Identificar o local do sangramento.
Parar o sangramento
Comprimir o local.
.
Protocolo MARCH - A
Airway: vias aéreas.
Existe a cânula nasofaringea. Desconfortável (mas não tanto quanto o exame de COVID).
Cuidado, porém, se houver fratura no crânio, pois ao risco dele entrar para o local errado.
Ferimentos em Membros superiores e inferiores: torniquete, podendo usar dois se for preciso.
Distância de 7 centímetros do ferimento, nunca em cima das articulações.
Ferimentos em tórax, abdômen
Usar o pano (esqueci o nome) pra preencher a perfuração até o sangue parar de sair. Após, usar uma mão em cima da outra p pressionar.
Perda excessiva de sangue
Após 1 litro, risco grande.
Bandagem tática (a cinza)
Se for na cabeça, enrola-lo de cima pra baixo.
Se for no pescoço, começar por ele e passar por debaixo da axila.
Se for na axila, o inverso.
MARCH - R
Respiração: perfuração no pulmão. Isso acaba causando a compressão do pulmão, pois o ar entra e sai pelo mesmo buraco.

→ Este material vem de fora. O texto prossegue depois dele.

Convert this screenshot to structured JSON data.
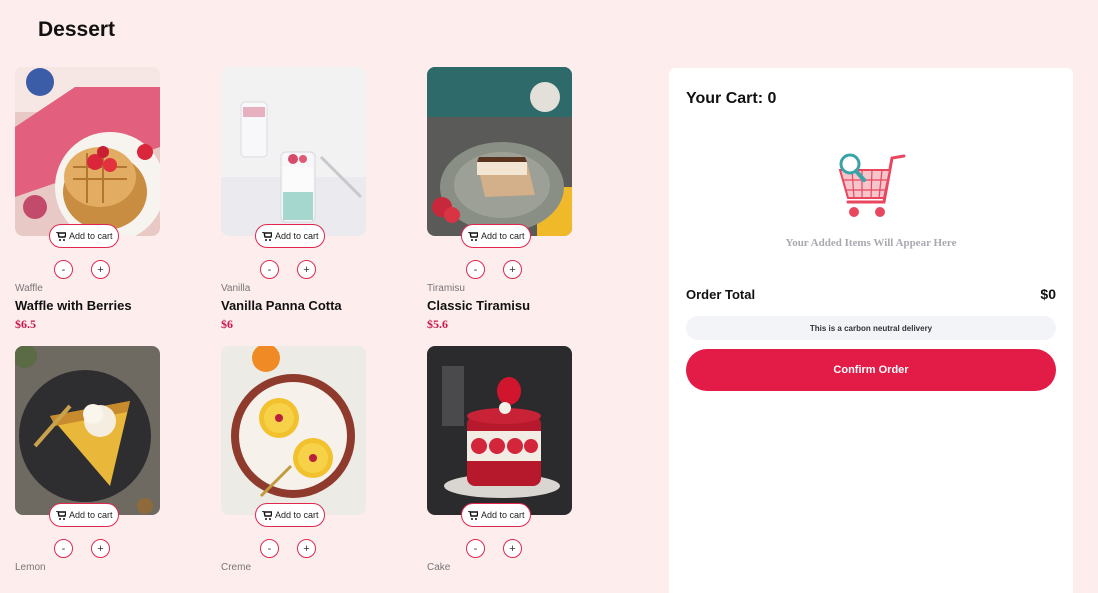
{
  "page": {
    "title": "Dessert"
  },
  "products": [
    {
      "category": "Waffle",
      "name": "Waffle with Berries",
      "price": "$6.5",
      "add_label": "Add to cart",
      "minus": "-",
      "plus": "+",
      "image": "waffle-with-berries-image"
    },
    {
      "category": "Vanilla",
      "name": "Vanilla Panna Cotta",
      "price": "$6",
      "add_label": "Add to cart",
      "minus": "-",
      "plus": "+",
      "image": "panna-cotta-image"
    },
    {
      "category": "Tiramisu",
      "name": "Classic Tiramisu",
      "price": "$5.6",
      "add_label": "Add to cart",
      "minus": "-",
      "plus": "+",
      "image": "tiramisu-image"
    },
    {
      "category": "Lemon",
      "name": "",
      "price": "",
      "add_label": "Add to cart",
      "minus": "-",
      "plus": "+",
      "image": "lemon-tart-image"
    },
    {
      "category": "Creme",
      "name": "",
      "price": "",
      "add_label": "Add to cart",
      "minus": "-",
      "plus": "+",
      "image": "creme-brulee-image"
    },
    {
      "category": "Cake",
      "name": "",
      "price": "",
      "add_label": "Add to cart",
      "minus": "-",
      "plus": "+",
      "image": "red-velvet-cake-image"
    }
  ],
  "cart": {
    "title": "Your Cart: 0",
    "empty_message": "Your Added Items Will Appear Here",
    "order_total_label": "Order Total",
    "order_total_value": "$0",
    "carbon_note": "This is a carbon neutral delivery",
    "confirm_label": "Confirm Order"
  },
  "colors": {
    "background": "#fdeded",
    "accent": "#e31b47",
    "price": "#c8174a"
  },
  "icons": {
    "add_to_cart": "cart-icon",
    "empty_cart": "empty-cart-icon"
  }
}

Nesse caso, importante usar o adesivo que tem a abertura que permite que o ar saia porém retorne.
MARCH - C
Circulação e choque: avaliar pulso, o nível de consciência, enchimento capilar (a coloração dos dedos quando são apertados)
MARCH - H
Hypothermya and head injury
• Prevenir perda de calor, mesmo em clima quente (o choque reduz a capacidade de manter temperatura). • Considerar também possíveis traumas cranianos e proteger o paciente. • Ex.: cobertores térmicos, isolamento térmico, imobilização cervical.
Sangramento arterial
vermelho-vivo, jato pulsátil, acompanhando batida do coração → emergência máxima.
Sangramento venoso
vermelho-escuro, fluxo contínuo → grave, mas mais controlável.
Sangramento capilar (quando se corta o dedo com a faca por exemplo)
sangramento leve, uniforme → geralmente sem risco de vida.